Finally finished my raised beds the other day. 48' long. I have 12' in a dozen rasberries and 12' in 5 different types of blue berries. Not sure what to put in the middle sections yet
Hey, thats not pressure treated lumber is it?
What else to plant? At this time, spinach, lettuce, onions and garlic, they can handle the cooler weather, after that, strawberries and tomatoes! If you have space, try a half barrel with mixed herbs.
I may do herbs out front. Getting near late for cold weather crops. I don't need tomatoes, see my first post in this thread! i have been kicking around strawberries.
ah, yes, gramps does tomatoes right? RE pressure treated, you arent supposed to use it for food gardens, too much copper etc in the treating chemicals. Cedar is muy bueno. Strawberries are a good ground cover. How about bush beans abd bush peas? Great for the kids to get involved. Ayden likes the garden, he was going to Heytell Trev to let him know but he became shy when I held the phone out for him. Maybe later
For the cool weather crops, my lettuce etc did fine until about June when it was in the 20's during the day and mid teens C overnight, thats when it bolted. Stupid lettuce.
I never had much of a hankering for rhubarb, my ma used to make pies of it but I dunno. I planted bush beans, too much work to make trellises and such for pole beans although you could probably sling some pea netting on the fence.
Edible pod snow peas and regular peas can be planted now. You could stake a trellis fence away from the chain link. The peas are done in time to plant beans. Lattice or fence panels kicking around?
Willie, your garden looks great. Can you go ahead and lay a soaker hose through it now while it's easy?
when my kids were little I planted a ring of the tall sunflowers, grew beans at the base so they climbed up and made a little 'room'. Sounded and looked great....but.....turns out that the local wasps LOVED the sunflower plants. I wonder if I took a picture of that.
You can plant beets 4 weeks before your last frost date and carrots and radish 2 weeks before. You could push that date quite a bit. Your raised bed will warm up and dry out earlier. I think you could go 6 and 4 weeks, maybe more.
Finally dried up enough to get into the garden. I transplanted a couple dozen 'volunteer' Honeoye strawberries that have been growing in the daylilies. Used the free mulch I got from the city last week and filled up the kids' old sandbox. I mulched the whole thing with pine straw. Since there were already strawberries formed, I may lose some of them, but the runners will set later and I'll have a nice strawberry patch with a bench seat at both ends.
Got the tomatoes and cucumbers out and mulched, and my first 32' row of half runner beans. I'll plant more beans in a couple weeks.
Would have done more but my back told me I was done.
Hope I can get some return from the vegee garden I've put in. I worked up the soil ok I think, but the amount of sunlight could be better. My first try. I love eggplant, especially the Japanese variety, smaller and sweeter than the big ones I remember in the US. Anybody plant them? If I just get those I'll be happy. Tomatoes would be nice too. Cukes I get in large quantity from the neighbor who can't take the crooked ones to market.
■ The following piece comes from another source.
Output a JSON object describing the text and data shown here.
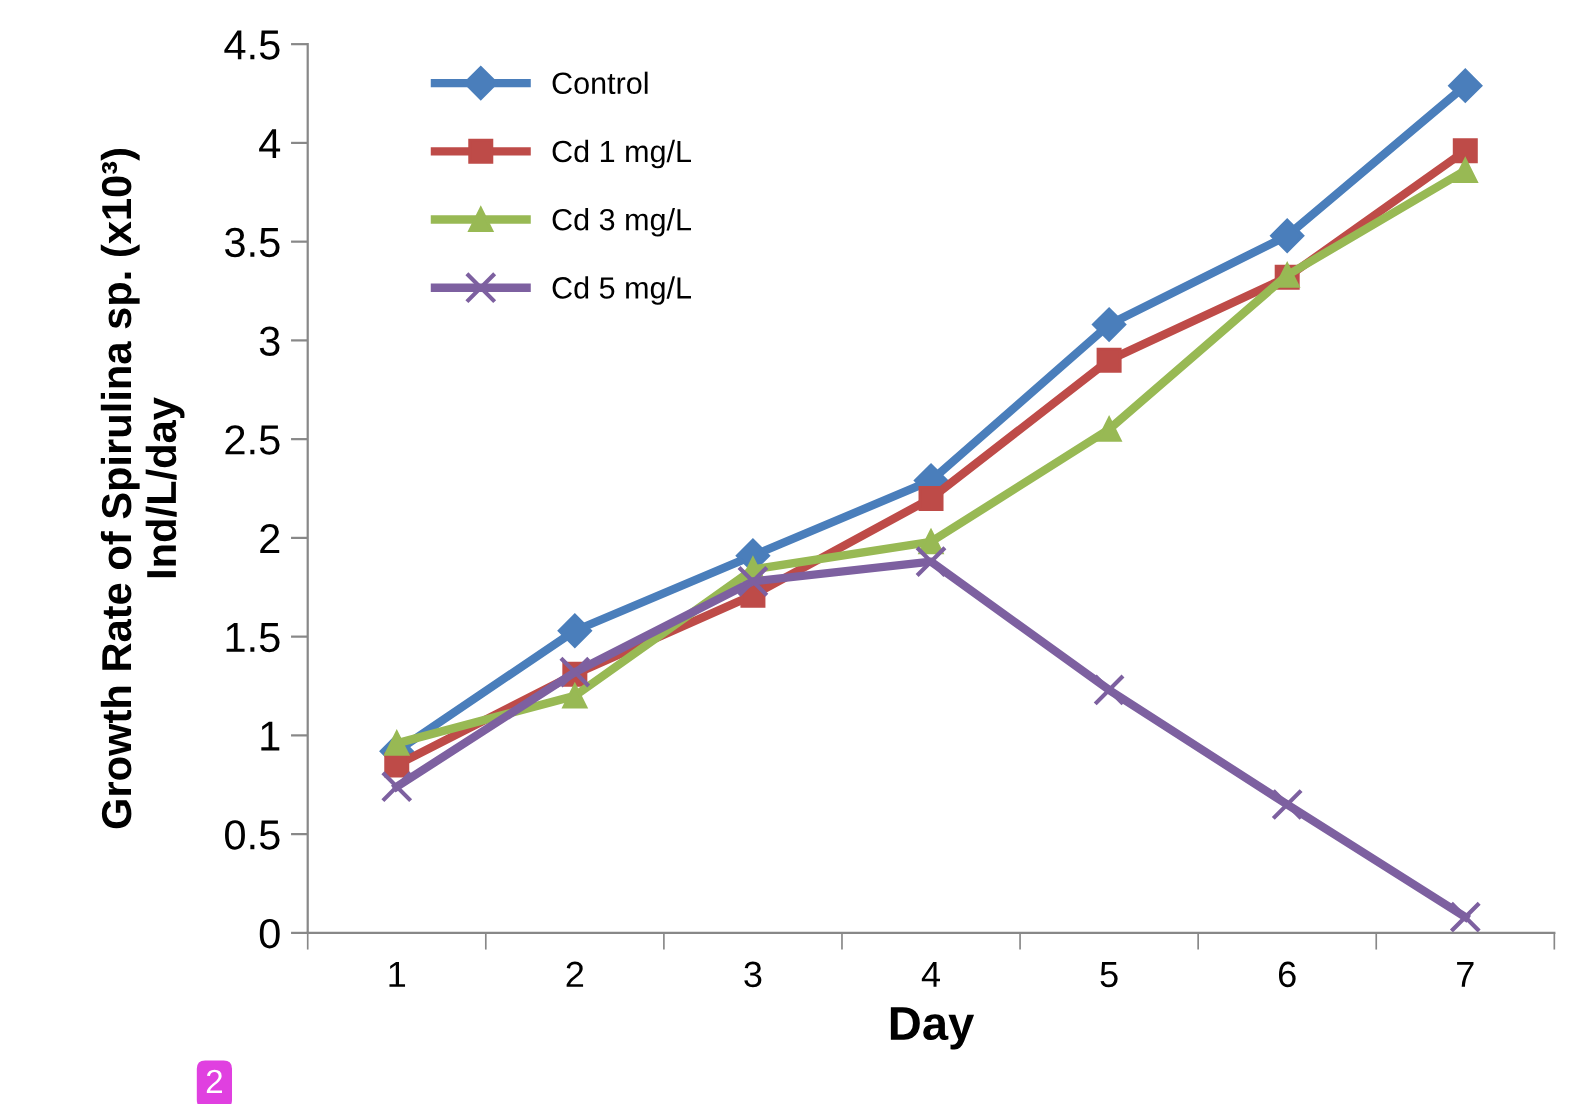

No, I end up with just about enough....what I don't use goes into the compost. I can the beans in quart jars, and they usually just make it through the year til the fresh ones are ready. Not this year though, stringing was hard last fall (hands.) I grow only THREE plants of the slicing tomatoes, this year all 'Pink Girl'....and 6 - 8 Romas for canning. That's all.
Paul & Jay, are there any restrictions about sending seeds to Japan? Sending plants is very complicated, but I don't know about seeds.